Playing the waiting game can pay big dividends on a big bass, but if he’s fishing a tournament, he knows time is money, and leaving to return later may not be ideal. Lehew knows multiple factors contribute to a fish locking down on a bed much faster; he believes sunlight and timing are the biggest factors in targeting bed fish.

Once bass get ready to spawn, they will usually move into the backs of pockets and search for spots along the bank where a male fish has fanned out a bed.

Aggression is also a factor in bed-fishing, because irritating a bass by keeping the bait in an undesirable area can ultimately annoy the bass into biting. Most times, the fish’s desire is to kill the intruder rather than eat it.
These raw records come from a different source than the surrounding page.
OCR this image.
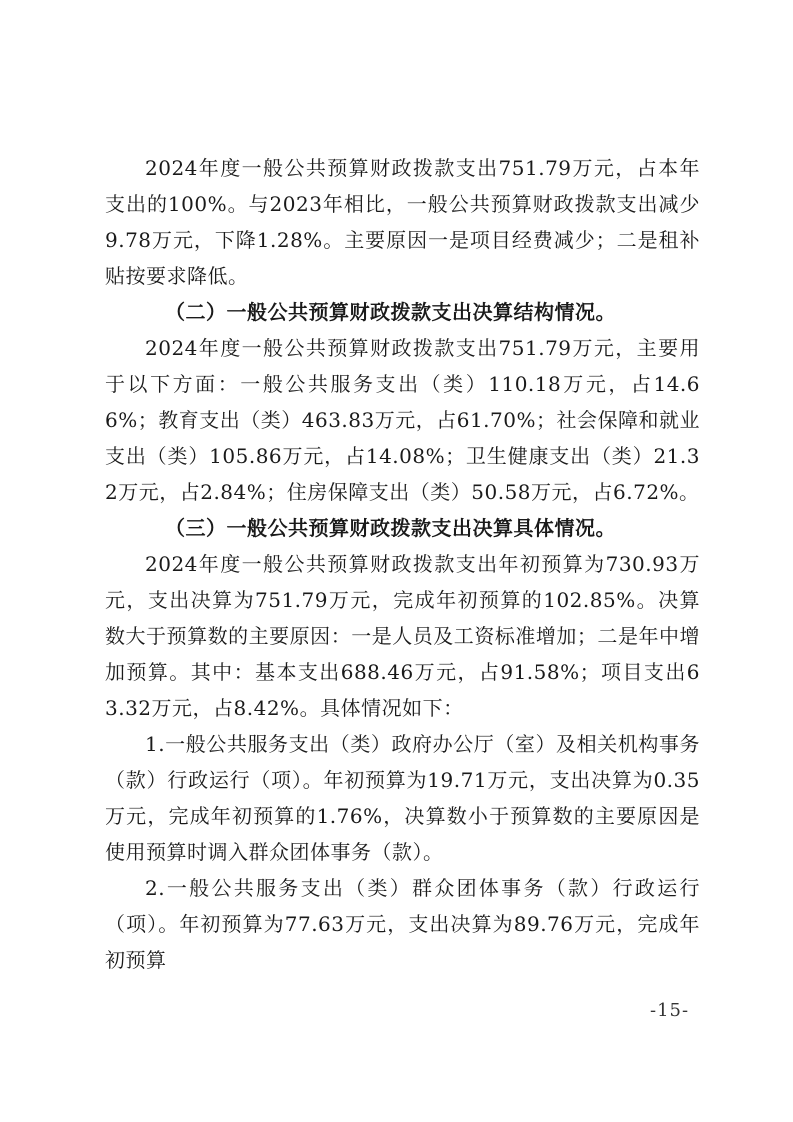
2024年度一般公共预算财政拨款支出751.79万元，占本年支出的100%。与2023年相比，一般公共预算财政拨款支出减少9.78万元，下降1.28%。主要原因一是项目经费减少；二是租补贴按要求降低。

（二）一般公共预算财政拨款支出决算结构情况。

2024年度一般公共预算财政拨款支出751.79万元，主要用于以下方面：一般公共服务支出（类）110.18万元，占14.66%；教育支出（类）463.83万元，占61.70%；社会保障和就业支出（类）105.86万元，占14.08%；卫生健康支出（类）21.32万元，占2.84%；住房保障支出（类）50.58万元，占6.72%。

（三）一般公共预算财政拨款支出决算具体情况。

2024年度一般公共预算财政拨款支出年初预算为730.93万元，支出决算为751.79万元，完成年初预算的102.85%。决算数大于预算数的主要原因：一是人员及工资标准增加；二是年中增加预算。其中：基本支出688.46万元，占91.58%；项目支出63.32万元，占8.42%。具体情况如下：

1.一般公共服务支出（类）政府办公厅（室）及相关机构事务（款）行政运行（项）。年初预算为19.71万元，支出决算为0.35万元，完成年初预算的1.76%，决算数小于预算数的主要原因是使用预算时调入群众团体事务（款）。

2.一般公共服务支出（类）群众团体事务（款）行政运行（项）。年初预算为77.63万元，支出决算为89.76万元，完成年初预算

-15-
In that situation, Lehew will move to a soft-plastic bait that imitates a crawfish, like a green pumpkin Bizz Bug. He’ll fish it Texas-rigged on a heavy-action baitcasting rod with a fast-retrieve Shimano Chronarch reel spooled with 15- to 20-pound fluorocarbon. The fast-retrieve reel is important so he can winch bass out of cover to prevent damage to his line and get them in the boat sooner.
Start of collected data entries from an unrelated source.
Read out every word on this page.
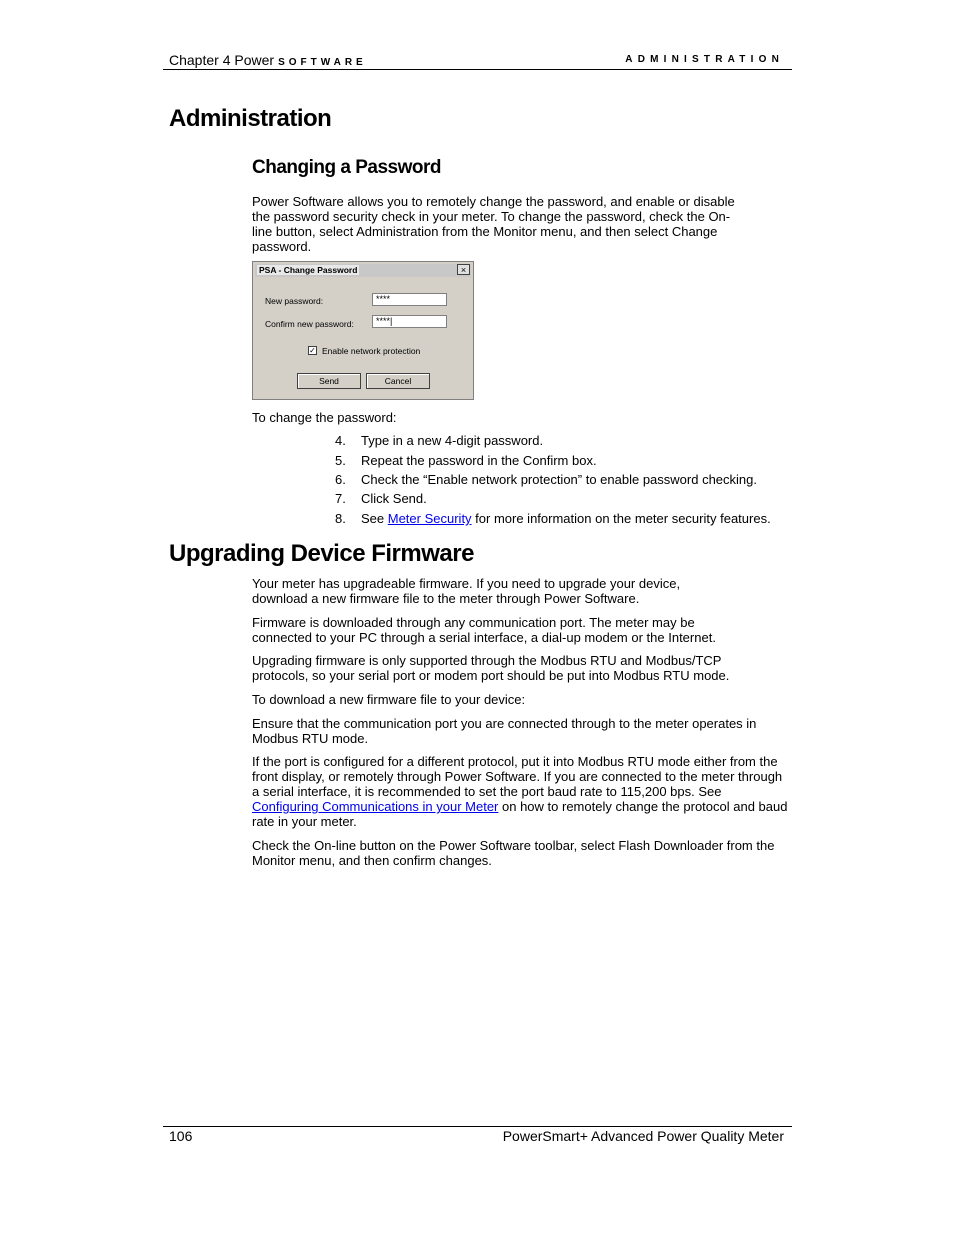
Chapter 4 Power SOFTWARE	ADMINISTRATION
Administration
Changing a Password

Power Software allows you to remotely change the password, and enable or disable the password security check in your meter. To change the password, check the On-line button, select Administration from the Monitor menu, and then select Change password.

PSA - Change Password	×
New password:	****
Confirm new password:	****|
✓ Enable network protection
Send	Cancel

To change the password:

4. Type in a new 4-digit password.
5. Repeat the password in the Confirm box.
6. Check the “Enable network protection” to enable password checking.
7. Click Send.
8. See Meter Security for more information on the meter security features.
Upgrading Device Firmware

Your meter has upgradeable firmware. If you need to upgrade your device, download a new firmware file to the meter through Power Software.

Firmware is downloaded through any communication port. The meter may be connected to your PC through a serial interface, a dial-up modem or the Internet.

Upgrading firmware is only supported through the Modbus RTU and Modbus/TCP protocols, so your serial port or modem port should be put into Modbus RTU mode.

To download a new firmware file to your device:

Ensure that the communication port you are connected through to the meter operates in Modbus RTU mode.

If the port is configured for a different protocol, put it into Modbus RTU mode either from the front display, or remotely through Power Software. If you are connected to the meter through a serial interface, it is recommended to set the port baud rate to 115,200 bps. See Configuring Communications in your Meter on how to remotely change the protocol and baud rate in your meter.

Check the On-line button on the Power Software toolbar, select Flash Downloader from the Monitor menu, and then confirm changes.

106	PowerSmart+ Advanced Power Quality Meter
When Lehew backs his boat down the ramp and finds water temperatures close to the mid-50s, he knows spawning fish are a possibility. Lakes with warm-water discharges — like two he frequents: North Carolina’s Lake Norman and Lake Wylie on the North Carolina-South Carolina border — heat up faster than others, and he’ll look first in the areas affected by the discharges. Other than those areas, Lehew has some preferences when it comes to searching for those big females.

“Most people will head to the back of the coves, which are good places to look, but I have found that usually, the short pockets directly off of the main lake hold bigger fish, and I like to start looking right on the point,” Lehew said. “Some of the biggest fish I have caught have almost been considered main lake.”
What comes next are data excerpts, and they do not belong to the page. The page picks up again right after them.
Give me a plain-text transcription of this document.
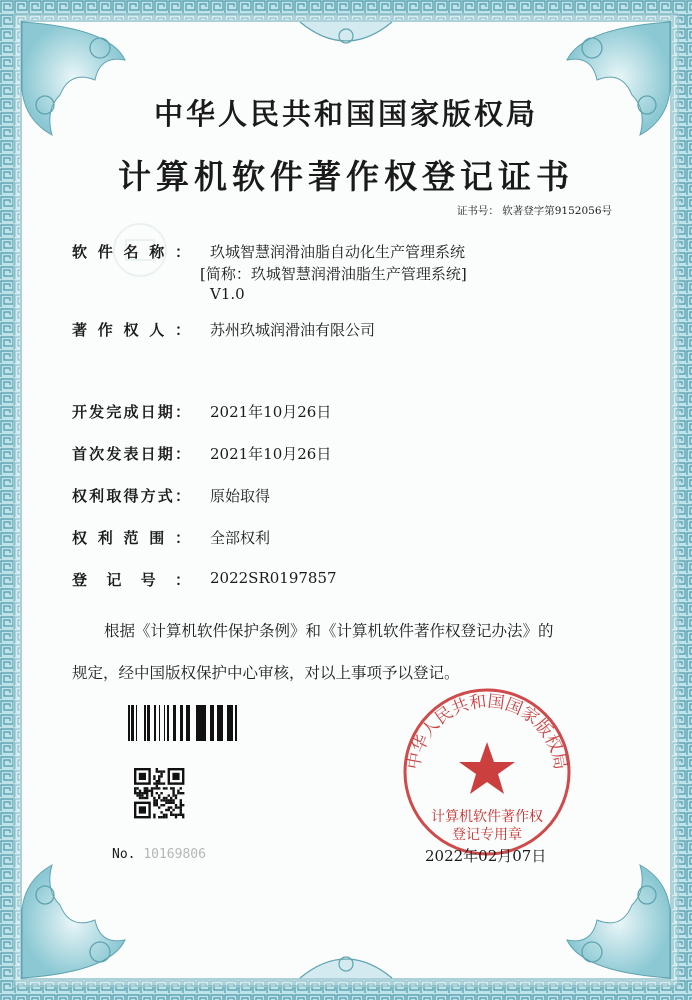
中华人民共和国国家版权局
计算机软件著作权登记证书
证书号： 软著登字第9152056号
软 件 名 称 ： 玖城智慧润滑油脂自动化生产管理系统
[简称：玖城智慧润滑油脂生产管理系统]
V1.0
著 作 权 人 ： 苏州玖城润滑油有限公司
开 发 完 成 日 期 ： 2021年10月26日
首 次 发 表 日 期 ： 2021年10月26日
权 利 取 得 方 式 ： 原始取得
权 利 范 围 ： 全部权利
登 记 号 ： 2022SR0197857
根据《计算机软件保护条例》和《计算机软件著作权登记办法》的
规定，经中国版权保护中心审核，对以上事项予以登记。
No. 10169806
中华人民共和国国家版权局
计算机软件著作权
登记专用章
2022年02月07日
When Lehew positions his boat to approach and cast to a bedding fish, he keeps the sun at his face so he doesn’t cast a shadow on the fish. That means good, polarized sunglasses so he can see into the water, despite the sun. He uses a handful of pairs from Costa Del Mar for different  sun situations.

“I like to keep a few different lens colors in the boat with me,” he said. “My three must-haves are an amber lens, silver mirror and even a pair with the green mirror lens.”

Find a pair of sunglasses, get to looking at the shallows and be patient because around any corner a bass of a lifetime could be waiting in the shallows to be caught.